Il n’y a présentement aucune disposition dans le Code canadien du travail empêchant explicitement la manœuvre des flips de contrats. C’est que cette manœuvre « habile » de la part des capitalistes est dans l’angle mort de la loi entourant la façon dont sont attribués les contrats aux sous-traitants. Aussi, dans la législation à la faveur des bourgeois, il y a un vide dommageable pour les travailleurs quant au lien entre l’employeur (et dans ce cas-ci un nouvel employeur) et les anciennes conventions collectives. Rappelons que le Code canadien du travail tout comme ses équivalents au Québec – soit le Code du travail du Québec, la Loi sur les normes du travail et la Loi sur la santé et sécurité du travail – constitue une partie de la charpente législative fondée sur les rapports entre le travail et le capital propres à la société capitaliste.

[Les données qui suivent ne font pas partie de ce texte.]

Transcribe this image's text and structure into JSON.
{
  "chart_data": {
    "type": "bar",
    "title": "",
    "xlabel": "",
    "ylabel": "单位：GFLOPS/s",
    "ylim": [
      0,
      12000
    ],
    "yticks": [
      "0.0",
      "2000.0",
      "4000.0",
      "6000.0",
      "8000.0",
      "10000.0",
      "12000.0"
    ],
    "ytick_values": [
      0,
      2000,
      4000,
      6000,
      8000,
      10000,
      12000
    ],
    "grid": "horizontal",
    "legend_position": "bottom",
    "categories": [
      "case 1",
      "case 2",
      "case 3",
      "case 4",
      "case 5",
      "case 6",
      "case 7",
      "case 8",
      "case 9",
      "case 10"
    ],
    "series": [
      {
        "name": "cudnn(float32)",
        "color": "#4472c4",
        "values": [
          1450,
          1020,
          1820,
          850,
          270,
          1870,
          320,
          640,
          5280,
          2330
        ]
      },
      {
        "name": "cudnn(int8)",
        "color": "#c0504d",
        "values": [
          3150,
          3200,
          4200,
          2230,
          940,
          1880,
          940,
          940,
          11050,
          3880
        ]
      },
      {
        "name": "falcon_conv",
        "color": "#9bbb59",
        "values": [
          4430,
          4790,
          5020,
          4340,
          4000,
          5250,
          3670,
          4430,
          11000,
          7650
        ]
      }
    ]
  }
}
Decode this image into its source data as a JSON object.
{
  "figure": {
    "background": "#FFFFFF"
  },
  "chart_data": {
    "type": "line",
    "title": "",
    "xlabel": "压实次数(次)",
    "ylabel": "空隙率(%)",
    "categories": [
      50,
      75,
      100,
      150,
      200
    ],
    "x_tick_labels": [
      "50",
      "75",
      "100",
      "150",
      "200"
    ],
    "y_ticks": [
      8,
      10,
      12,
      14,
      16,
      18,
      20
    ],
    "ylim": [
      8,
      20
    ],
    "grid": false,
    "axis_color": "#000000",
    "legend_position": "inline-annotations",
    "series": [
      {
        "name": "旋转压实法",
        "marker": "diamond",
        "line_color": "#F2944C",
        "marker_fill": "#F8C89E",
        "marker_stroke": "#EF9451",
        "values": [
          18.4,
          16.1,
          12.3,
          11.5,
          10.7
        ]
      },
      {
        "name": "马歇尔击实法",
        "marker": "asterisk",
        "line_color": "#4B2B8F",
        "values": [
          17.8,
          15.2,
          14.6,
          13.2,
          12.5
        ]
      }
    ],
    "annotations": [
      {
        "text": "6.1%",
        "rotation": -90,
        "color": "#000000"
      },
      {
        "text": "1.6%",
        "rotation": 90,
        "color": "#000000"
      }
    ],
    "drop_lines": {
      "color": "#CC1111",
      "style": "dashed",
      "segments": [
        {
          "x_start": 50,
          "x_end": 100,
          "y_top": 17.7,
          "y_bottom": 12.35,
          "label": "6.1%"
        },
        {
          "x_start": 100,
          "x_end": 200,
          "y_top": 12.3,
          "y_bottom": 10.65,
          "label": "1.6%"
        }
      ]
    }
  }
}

Par exemple, c’est le Code canadien du travail qui, bien qu’il ne permette pas l’emploi de « travailleurs de remplacement » (c’est-à-dire des scabs, des briseurs de grèves), il permet aux cadres de faire fonctionner les machines et les instruments de travail de même que d’accomplir les tâches usuelles des grévistes. Cette « petite marge de manœuvre » est utilisée à son plein potentiel dans presque tous les conflits de travail. Elle sert de paravent à des abus de même qu’à des situations absurdes et dangereuses. À Pierre-Elliott-Trudeau, les cadres inexpérimentés et malhabiles ont d’ailleurs fait un accident dans les premiers jours du conflit. Un des leurs a foncé dans un bloc de béton avec la machinerie couteuse. C’est qu’il faut une expertise réelle pour opérer un bon nombre de machines industrielles… et bien des cadres et des ingénieurs ne maîtrisent tout simplement pas les procédés industriels qu’ils supervisent – comme c’était d’ailleurs le cas du processus de galvanisation, processus qui était hors de la portée des cadres à l’usine Galvano pendant la grève de 2019, pour ne donner qu’un seul autre exemple.

Ajoutons que les compagnies internationales comme celles dans le domaine du transport aérien mettre fin à un contrat en cours avec seulement 35 jours de préavis. À l’échelle nationale, les compagnies aériennes sont des monopoles immenses agissants tels de véritables rouleaux compresseurs. Par exemple, Air Canada, une compagnie privatisée depuis 1988, connaît en moyenne 1 613 décollages par jour, avec annuellement à son bord 80 millions de passagers seulement (2017).

Il ne faut pas non plus oublier Swissport, l’unique fournisseur de carburant pour les compagnies aériennes de Montréal-Trudeau et de Montréal-Mirabel. Et sans grande surprise, Swissport n’a que faire de risquer de perdre son contrat de ravitaillement. En vérité, les sous-traitants se prêtant au flip de contrat sont des sociétés écrans détenues par les monopoles de l’aviation. Pour ajouter au scandale, soulignons que lors du dernier flip de contrat pour le ravitaillement à l’aéroport Pierre-Elliott-Trudeau, certains cadres ont été réembauchés… à la différence qu’eux, ils ont conservé les leurs salaires!

Le PCR appuie sans réserve les combats des ravitailleurs et dénonce fermement les agissements crapuleux des capitalistes du transport aérien!

Pour que cesse l’exploitation et le parasitisme de la bourgeoisie, luttons pour le pouvoir prolétarien et le contrôle ouvrier sur la production!